PARLEMENTARIA, Jakarta – Anggota Komisi II DPR RI Mardani Ali Sera menyoroti wacana perombakan nomenklatur kementerian pada pemerintahan baru mendatang. Menurutnya, jika wacana tersebut benar-benar dieksekusi, maka seharusnya harus ada kajian mendalam dari berbagai sudut pandang, apalagi menyangkut urusan sektor pendidikan.
“Saya agak menolak tentang pembengkakan (nomenklatur) kementerian ini. Seharusnya, reformasi birokrasi itu rumusnya sederhana, yaitu miskin struktur, kaya fungsi. Jangan sampai justru makin banyak struktur, malah koordinasinya jadi berantakan,” ungkap Mardani saat dirinya menjadi narasumber di salah satu wawancara virtual, di Jakarta, Jumat (10/5/2024).
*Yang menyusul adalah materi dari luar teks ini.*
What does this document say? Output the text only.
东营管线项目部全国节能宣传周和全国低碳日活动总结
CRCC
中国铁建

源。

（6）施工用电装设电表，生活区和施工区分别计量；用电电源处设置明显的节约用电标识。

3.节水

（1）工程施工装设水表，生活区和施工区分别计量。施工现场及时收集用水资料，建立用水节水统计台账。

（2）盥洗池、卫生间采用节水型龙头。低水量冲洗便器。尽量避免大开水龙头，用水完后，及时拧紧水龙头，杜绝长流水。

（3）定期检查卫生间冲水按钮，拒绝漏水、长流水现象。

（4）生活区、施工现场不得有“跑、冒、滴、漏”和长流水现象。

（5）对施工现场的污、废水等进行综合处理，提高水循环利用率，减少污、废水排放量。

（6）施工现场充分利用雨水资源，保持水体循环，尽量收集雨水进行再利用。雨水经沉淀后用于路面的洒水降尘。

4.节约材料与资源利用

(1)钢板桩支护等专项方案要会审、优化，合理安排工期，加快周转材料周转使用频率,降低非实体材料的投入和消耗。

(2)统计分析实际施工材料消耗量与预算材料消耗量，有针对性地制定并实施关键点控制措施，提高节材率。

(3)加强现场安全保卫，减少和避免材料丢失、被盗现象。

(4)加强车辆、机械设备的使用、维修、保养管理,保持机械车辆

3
“Jangan sampai justru makin banyak struktur, malah koordinasinya jadi berantakan”
Diketahui, pada pemerintahan periode Prabowo-Gibran mendatang, jumlah nomenklatur kementerian diwacanakan akan bertambah menjadi 40. Sebelumnya, nomenklatur kementerian dalam pemerintahan Jokowi-Ma’ruf adalah 34.
Disebutkan bahwa alasan dari penambahan nomenklatur kementerian adalah untuk mengakomodir beban kerja negara yang cukup besar mengingat luasnya wilayah Indonesia dan padatnya jumlah penduduk. Wacana tersebut menimbulkan pro dan kontra di kalangan publik.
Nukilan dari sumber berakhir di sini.